Among the early treatment group, there were no AIDS-defining events during the study. By contrast, in the delayed group, there were 7 AIDS-defining events, including 3 cases of encephalopathy. All AIDS-defining events occurred before the initiation of highly active antiretroviral therapy (HAART). Indeed, no other demographic or laboratory characteristic (such as CD4+ cell count, CD8+ cell count or HIV viral load) was predictive of having an AIDS-defining event. The authors conclude that only receipt of multi-drug therapy before age 6 months was protective against having the severe form of childhood HIV disease.
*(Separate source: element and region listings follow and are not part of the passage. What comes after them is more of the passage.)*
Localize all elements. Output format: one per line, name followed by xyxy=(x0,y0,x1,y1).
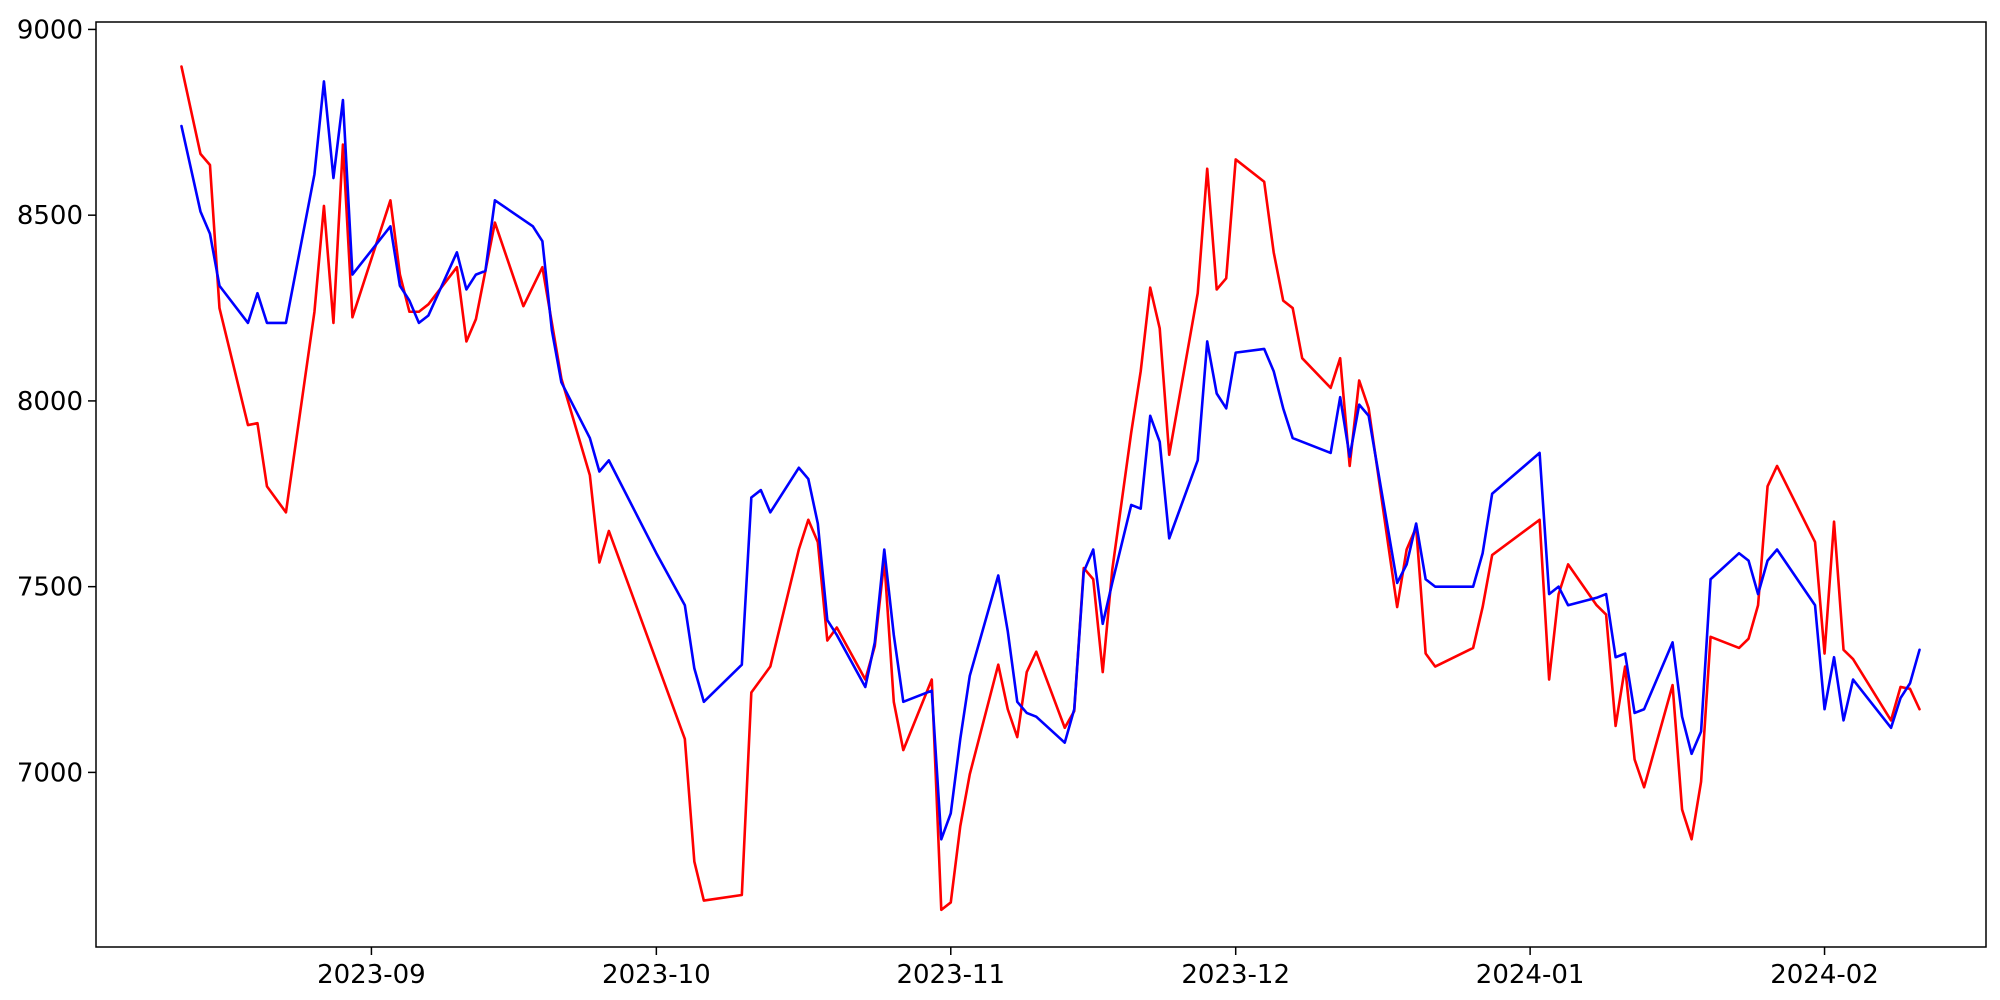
x-axis: 2023-09 2023-10 2023-11 2023-12 2024-01 2024-… xyxy=(317,947,1879,990)
y-tick-label: 7500 xyxy=(17,573,83,603)
x-tick-label: 2023-11 xyxy=(896,960,1005,990)
x-tick-label: 2023-12 xyxy=(1181,960,1290,990)
series-layer xyxy=(180,65,1921,912)
x-tick-label: 2024-02 xyxy=(1770,960,1879,990)
y-tick-label: 7000 xyxy=(17,758,83,788)
y-tick-label: 8500 xyxy=(17,201,83,231)
y-tick-label: 8000 xyxy=(17,387,83,417)
y-axis: 7000 7500 8000 8500 9000 xyxy=(17,15,96,788)
x-tick-label: 2023-10 xyxy=(602,960,711,990)
plot-frame xyxy=(95,21,1987,948)
y-tick-label: 9000 xyxy=(17,15,83,45)
series-line-2 xyxy=(180,80,1921,841)
series-line-1 xyxy=(180,65,1921,912)
x-tick-label: 2023-09 xyxy=(317,960,426,990)
x-tick-label: 2024-01 xyxy=(1476,960,1585,990)
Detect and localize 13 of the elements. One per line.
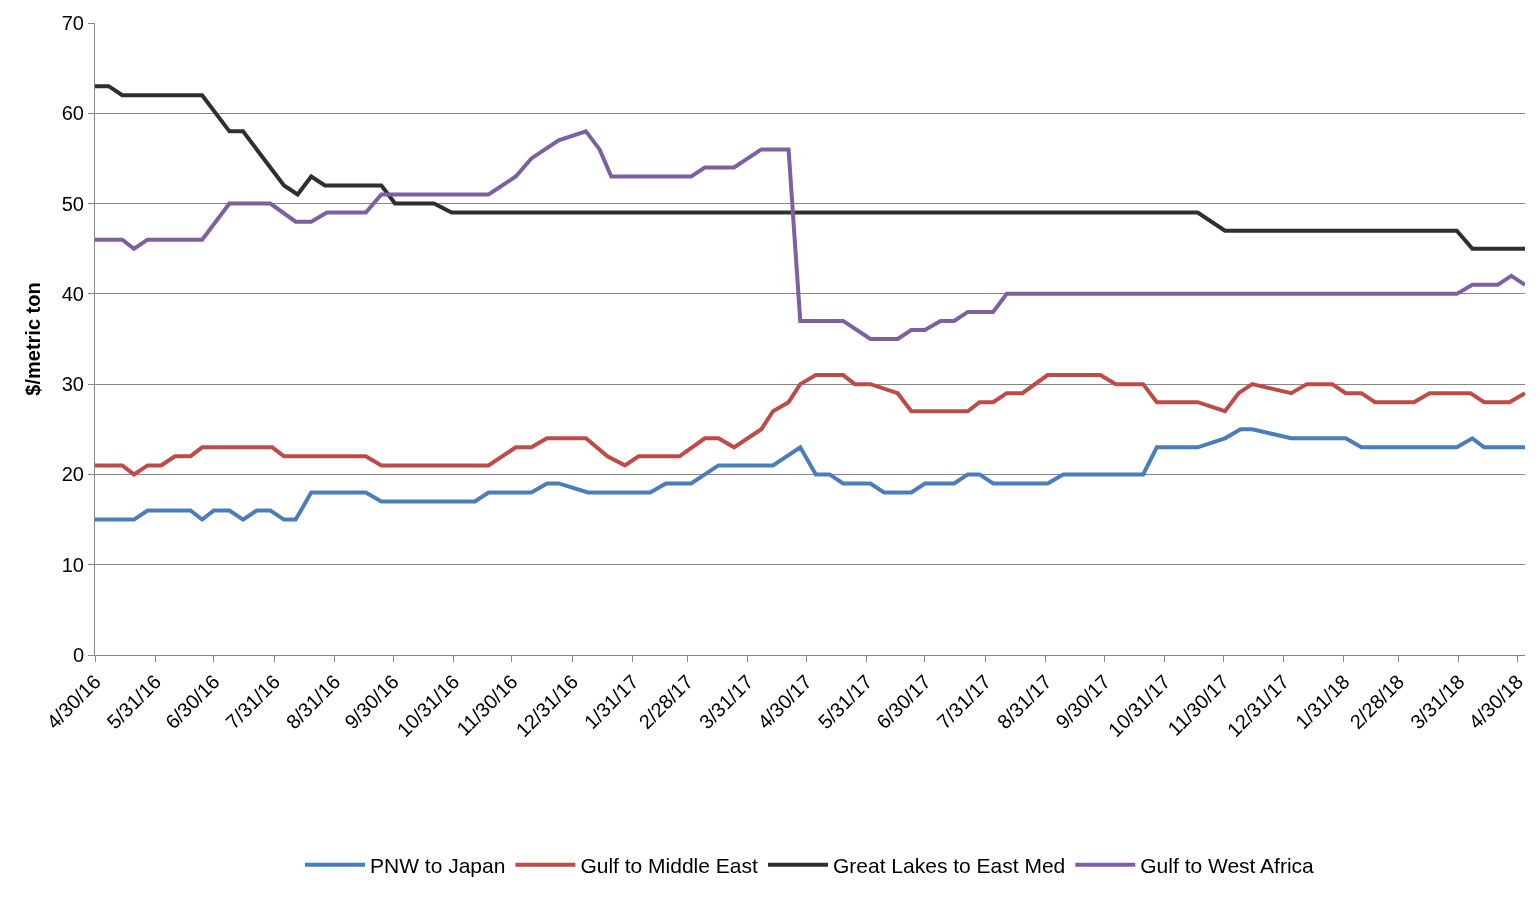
y-tick-label: 50 (61, 192, 84, 215)
legend-label: Great Lakes to East Med (832, 853, 1066, 877)
y-tick-label: 70 (61, 12, 84, 34)
y-tick-label: 10 (61, 553, 84, 576)
y-tick-label: 60 (61, 102, 84, 125)
legend-label: PNW to Japan (370, 853, 506, 877)
y-tick-label: 40 (61, 282, 84, 305)
y-axis-title: $/metric ton (22, 282, 45, 396)
legend-label: Gulf to West Africa (1140, 853, 1315, 877)
legend-label: Gulf to Middle East (580, 853, 758, 877)
y-tick-label: 30 (61, 373, 84, 396)
y-tick-label: 0 (72, 644, 84, 666)
y-tick-label: 20 (61, 463, 84, 486)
In my view, because of the high proportion of patients that develop early AIDS manifestations, this population of infant patients provides a temporally compressed view of adult HIV disease. The suggestion that treatment of the entire population of infants protects 20% from developing severe disease, therefore, is not surprising, but rather reinforces the concept that HAART results in immune reconstitution. Lacking from the analysis of this small cohort (and potentially interesting long-term follow-up) is a description of the negative consequences of the treatment, if any. It is this intersection of benefit and risk that forms the core of the debate concerning when is the optimal time for the initiation of antiretroviral therapy.
There are two accompanying articles also in this journal on this topic that are well worth the read. The first, authored by Scott Holmberg and other prominent clinical investigators (including some who have collaborated with me on research), summarized recent information about the timing of starting HAART. While there was initially some controversy regarding the authors' incomplete disclosure of potential conflict (which once again raised awareness of how important it is for writers to disclose pharmaceutical honoraria since it clearly has the potential to bias), I believe that the points raised by this viewpoint article nevertheless deserve attention.
Indeed, many of the endpoints used to evaluate the merits of early or late initiation of treatment are measures of advanced AIDS; potential benefits of HAART could result in the prevention of non-AIDS, HIV complications. Revelations by Lichtenstein1-2 reveal the relationship between nadir CD4+ cell count and the development of lipodystrophy and peripheral neuropathy -- two complications that were once believed only to be the result of drug exposure.
HAART, once burdened by high pill burden and side effects, is clearly easier to adhere to now than in the mid 1990s; drug resistance risk also appears to be improved with the newer treatment combinations, particularly those regimens that include a boosted PI. Lastly, the notion that HAART, once started, can never be discontinued is also being challenged by strategic clinical trials. Hence, a contemporary view of the risks and benefits of HIV treatment also must include a revisit of the risks and benefits of HIV-related adverse events.
In the second editorial, Boyle and Cohen (both contributors to TheBodyPro.com) provide a concise review of arguments, both pro and con for early and late initiation of treatments. The article also reviews advances in treatment and the understanding of HIV complications. Boyle and Cohen point out that while newer regimens are both easier to take and less toxic, there are remaining disadvantages, including toxicity and drug resistance. In an era of increasingly evidence-based decision-making for HIV, we must hope and wait that the optimal study that addresses these issues will be conducted. Until that time, the debates will continue.